Sitting in on James Ward talk on Java and Flex. James shows a great Flex app for accident report.  Instead of prose, he shows it graphically.  This is his lead-in to RIA apps as a more compelling option to traditional Web app development.

Flex builder IDE is used to develop in two types of languages: ActionScript and MXML.  The former was JS-based but now is more OOP-based like Java.  The latter is more like XML to do declarative programmer to instantiate objects and set properties.  You don’t necessarily have to use the latter.  The resulting artifact of the code is a SWF file that runs on the Web server.  Alternatively, you can also deploy to the desktop runtime called AIR.

Flex can use a number of protocols to interact with the app server as SOAP, HTTP/S, AMF/S, and RTMP/S.  Use BlazeDS or TC services to access Java services.  AMF/S is extremely optimized!

Tour de Flex has over 400 samples that you can copy-n-paste code into your own projects.  Great samples for several types of controls, data access, AIR capabilities, etc. He showed a nice map tool that allows you to see who’s using Tour de Flex currently…pretty cool!

James showed an example of using simple HTTP data services into a data grid…seems pretty straightforward.  Next, we showed an example of calling a Web service…just change a few things to switch over.

Checking out his census site.  Pretty cool site to show where the long pole is when returning a large data set and demos of different transfer types, especially AMF to reduce time.

BlazeDS you add some libraries, map a MessageBroker in the web.xml, set up the broker in the services-config.xml and in remoting-config.xml you set up a destination to configure everything.  In the front-end you just use a “RemoteOject” and define the endpoint and destination.  He bumped up the results from 200 to 20000 and got sub-second response!!  Spring BlazeDS makes it even easier using an annotation driven approach to hook-up to the service or any Spring bean.  GraniteDS and GAS are some other projects to look at.

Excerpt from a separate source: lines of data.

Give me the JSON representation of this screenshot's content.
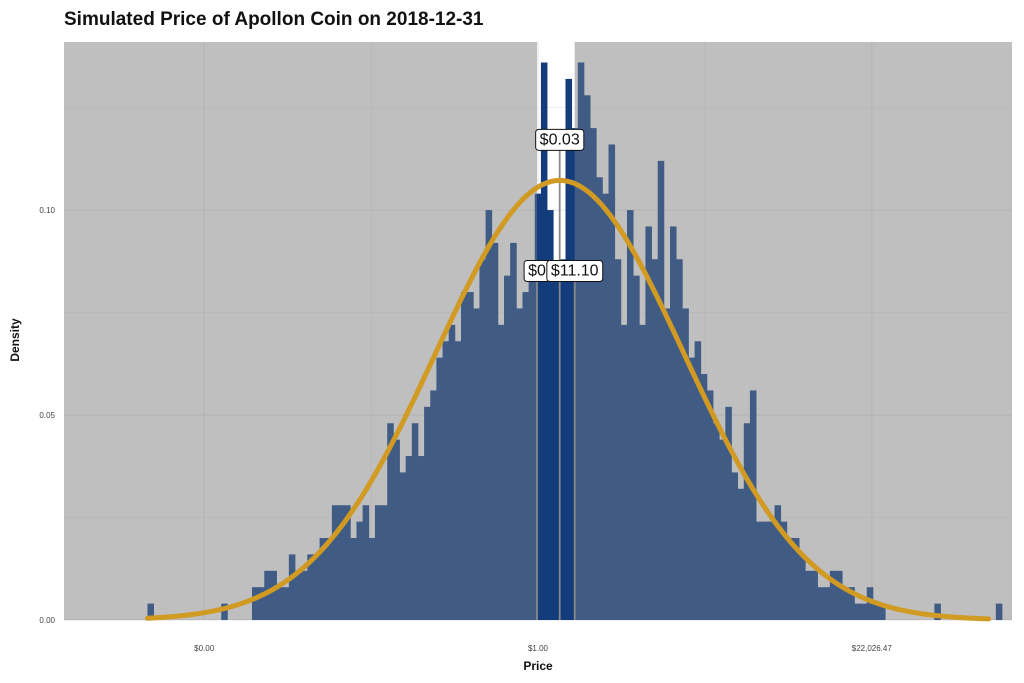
{
  "chart_data": {
    "type": "bar",
    "title": "Simulated Price of Apollon Coin on 2018-12-31",
    "xlabel": "Price",
    "ylabel": "Density",
    "x_scale": "log",
    "x_ticks": [
      {
        "label": "$0.00",
        "value": -10
      },
      {
        "label": "$1.00",
        "value": 0
      },
      {
        "label": "$22,026.47",
        "value": 10
      }
    ],
    "y_ticks": [
      {
        "label": "0.00",
        "value": 0
      },
      {
        "label": "0.05",
        "value": 0.05
      },
      {
        "label": "0.10",
        "value": 0.1
      }
    ],
    "xlim": [
      -14.2,
      14.2
    ],
    "ylim": [
      0,
      0.141
    ],
    "grid": true,
    "bin_range": [
      -11.7,
      13.9
    ],
    "values": [
      0.004,
      0.0,
      0.0,
      0.0,
      0.0,
      0.0,
      0.0,
      0.0,
      0.0,
      0.0,
      0.0,
      0.0,
      0.004,
      0.0,
      0.0,
      0.0,
      0.0,
      0.008,
      0.008,
      0.012,
      0.012,
      0.008,
      0.008,
      0.016,
      0.012,
      0.012,
      0.016,
      0.016,
      0.02,
      0.02,
      0.028,
      0.028,
      0.028,
      0.02,
      0.024,
      0.028,
      0.02,
      0.028,
      0.028,
      0.048,
      0.044,
      0.036,
      0.04,
      0.048,
      0.04,
      0.052,
      0.056,
      0.064,
      0.068,
      0.072,
      0.068,
      0.08,
      0.08,
      0.076,
      0.088,
      0.1,
      0.092,
      0.072,
      0.084,
      0.092,
      0.076,
      0.08,
      0.084,
      0.104,
      0.136,
      0.1,
      0.084,
      0.088,
      0.132,
      0.12,
      0.136,
      0.128,
      0.12,
      0.108,
      0.104,
      0.116,
      0.088,
      0.072,
      0.1,
      0.084,
      0.072,
      0.096,
      0.088,
      0.112,
      0.076,
      0.096,
      0.088,
      0.076,
      0.064,
      0.068,
      0.06,
      0.056,
      0.048,
      0.044,
      0.052,
      0.036,
      0.032,
      0.048,
      0.056,
      0.024,
      0.024,
      0.024,
      0.028,
      0.024,
      0.02,
      0.02,
      0.016,
      0.012,
      0.012,
      0.008,
      0.008,
      0.012,
      0.012,
      0.008,
      0.008,
      0.004,
      0.004,
      0.008,
      0.004,
      0.004,
      0.0,
      0.0,
      0.0,
      0.0,
      0.0,
      0.0,
      0.0,
      0.0,
      0.004,
      0.0,
      0.0,
      0.0,
      0.0,
      0.0,
      0.0,
      0.0,
      0.0,
      0.0,
      0.004
    ],
    "density_curve": {
      "mean": 0.65,
      "sd": 3.72,
      "x_from": -11.7,
      "x_to": 13.5
    },
    "annotations": [
      {
        "label": "$0",
        "x": -0.03,
        "ylabel_at": 0.0855
      },
      {
        "label": "$0.03",
        "x": 0.65,
        "ylabel_at": 0.1175
      },
      {
        "label": "$11.10",
        "x": 1.1,
        "ylabel_at": 0.0855
      }
    ],
    "shaded_x_limits": [
      -0.03,
      1.1
    ],
    "colors": {
      "bar_fill": "#123c7b",
      "shade": "#999999",
      "curve": "#d09a23",
      "panel": "#ffffff",
      "grid": "#e6e6e6"
    }
  }
}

Another option is you can use streaming to set up pub/sub style for async processing.  This can certainly hook into a JMS Adapter.  For offline, you can use local shared objects (large binary cookie) to store data, but AIR has a sqllite database as a better offline option.

In summary, it looks like you can create some really visually compelling web sites with little coding compared to some other frameworks I used in the Java EE world.  It will be interesting to invest some more time with this especially consider the amount of data I need to move around to the GUI for our customers.

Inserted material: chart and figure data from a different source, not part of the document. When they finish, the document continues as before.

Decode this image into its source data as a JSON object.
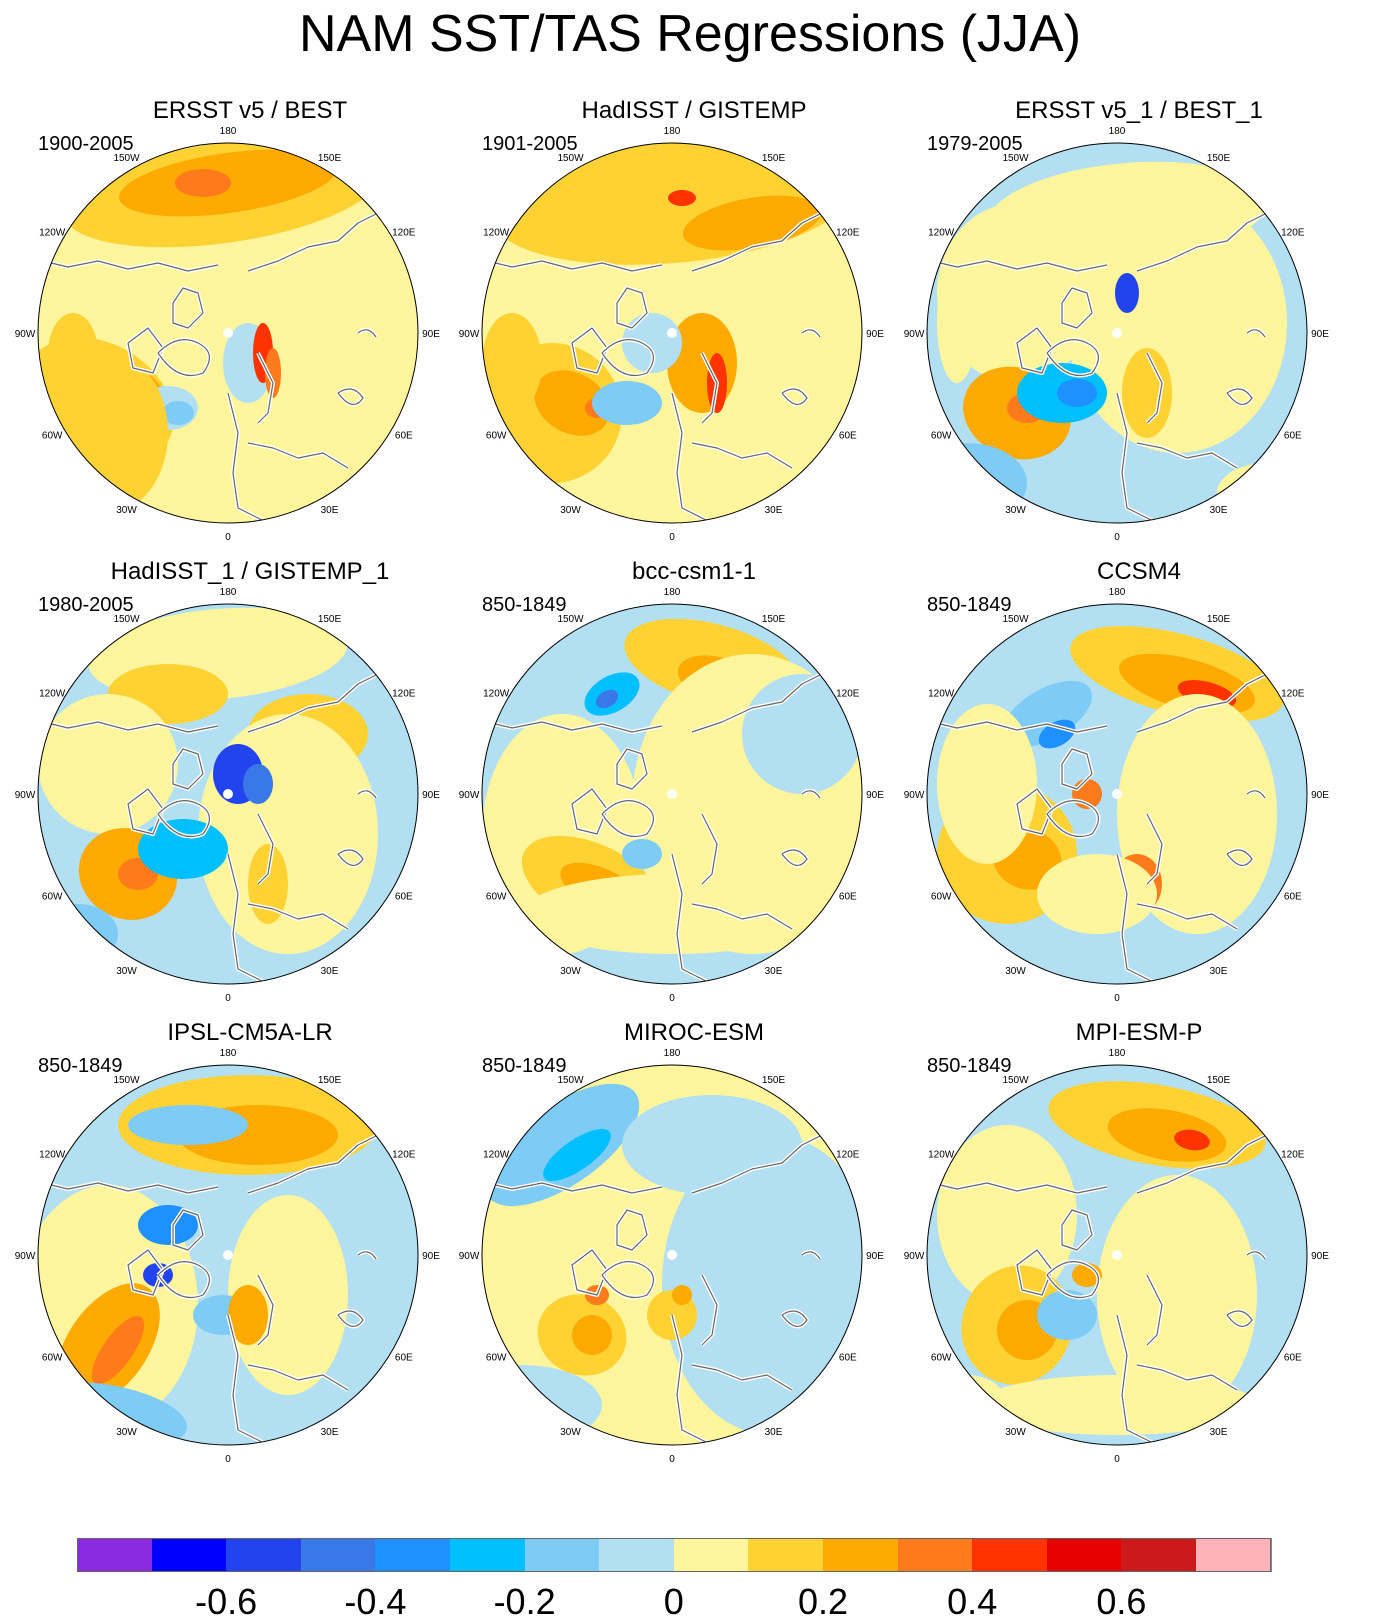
{
  "title": "NAM SST/TAS Regressions (JJA)",
  "lon_labels": [
    "180",
    "150E",
    "120E",
    "90E",
    "60E",
    "30E",
    "0",
    "30W",
    "60W",
    "90W",
    "120W",
    "150W"
  ],
  "panels": [
    {
      "title": "ERSST v5 / BEST",
      "period": "1900-2005",
      "pattern": "strong_warm"
    },
    {
      "title": "HadISST / GISTEMP",
      "period": "1901-2005",
      "pattern": "strong_warm_b"
    },
    {
      "title": "ERSST v5_1 / BEST_1",
      "period": "1979-2005",
      "pattern": "cool_mix"
    },
    {
      "title": "HadISST_1 / GISTEMP_1",
      "period": "1980-2005",
      "pattern": "cool_mix_b"
    },
    {
      "title": "bcc-csm1-1",
      "period": "850-1849",
      "pattern": "model_a"
    },
    {
      "title": "CCSM4",
      "period": "850-1849",
      "pattern": "model_b"
    },
    {
      "title": "IPSL-CM5A-LR",
      "period": "850-1849",
      "pattern": "model_c"
    },
    {
      "title": "MIROC-ESM",
      "period": "850-1849",
      "pattern": "model_d"
    },
    {
      "title": "MPI-ESM-P",
      "period": "850-1849",
      "pattern": "model_e"
    }
  ],
  "colorbar": {
    "colors": [
      "#8a2be2",
      "#0000ff",
      "#2244ee",
      "#3a78e8",
      "#1e90ff",
      "#00bfff",
      "#7ecbf5",
      "#b2dff2",
      "#fff59d",
      "#ffd233",
      "#ffaa00",
      "#ff7a1a",
      "#ff3300",
      "#e60000",
      "#cc1a1a",
      "#ffb3b8"
    ],
    "labels": [
      "-0.6",
      "-0.4",
      "-0.2",
      "0",
      "0.2",
      "0.4",
      "0.6"
    ],
    "label_boundaries": [
      2,
      4,
      6,
      8,
      10,
      12,
      14
    ]
  }
}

TSSJS DAY 1: Rich Enterprise Applications with JavaFX

I sat in on Max Katz’s talk today on JavaFX.  I mostly been using ExtJS for RIA’s on some Flex, but coding in JS or ActionScript leaves something to be desired.  I haven’t seen JavaFX take hold really, but I’m interested in what it may offer.

JavaFX has a scripting language that uses a powerful DSL and the full power of Java to create the UI.  First example he demoed looked verbose and ugly…NOT very impressed thus far.

Flamigo is on open source connection tool to bootstrap RIA to back-end services from Spring, Seam, Java EE services and has an off-line option to hold data locally until you are connected to the network.  It has CRUD tools and server-side push.  Flamingo seems to help support CRUD ops and validation with the back-end from his demos.  It also manages conversation state where you can start a conversation and have it held in session until you end the conversation.

EL is another area he demonstrated that allows you to use a canonical expression (componentName.attribute) to show values in the GUI, but the call was verbose and ugly by his own admission.

For a talk that was supposed to be about RIA, there wasn’t much RIA involved at all.  The title should of been “How to use Flamigo for integrating your RIA with Java”.  Oh well, now I know.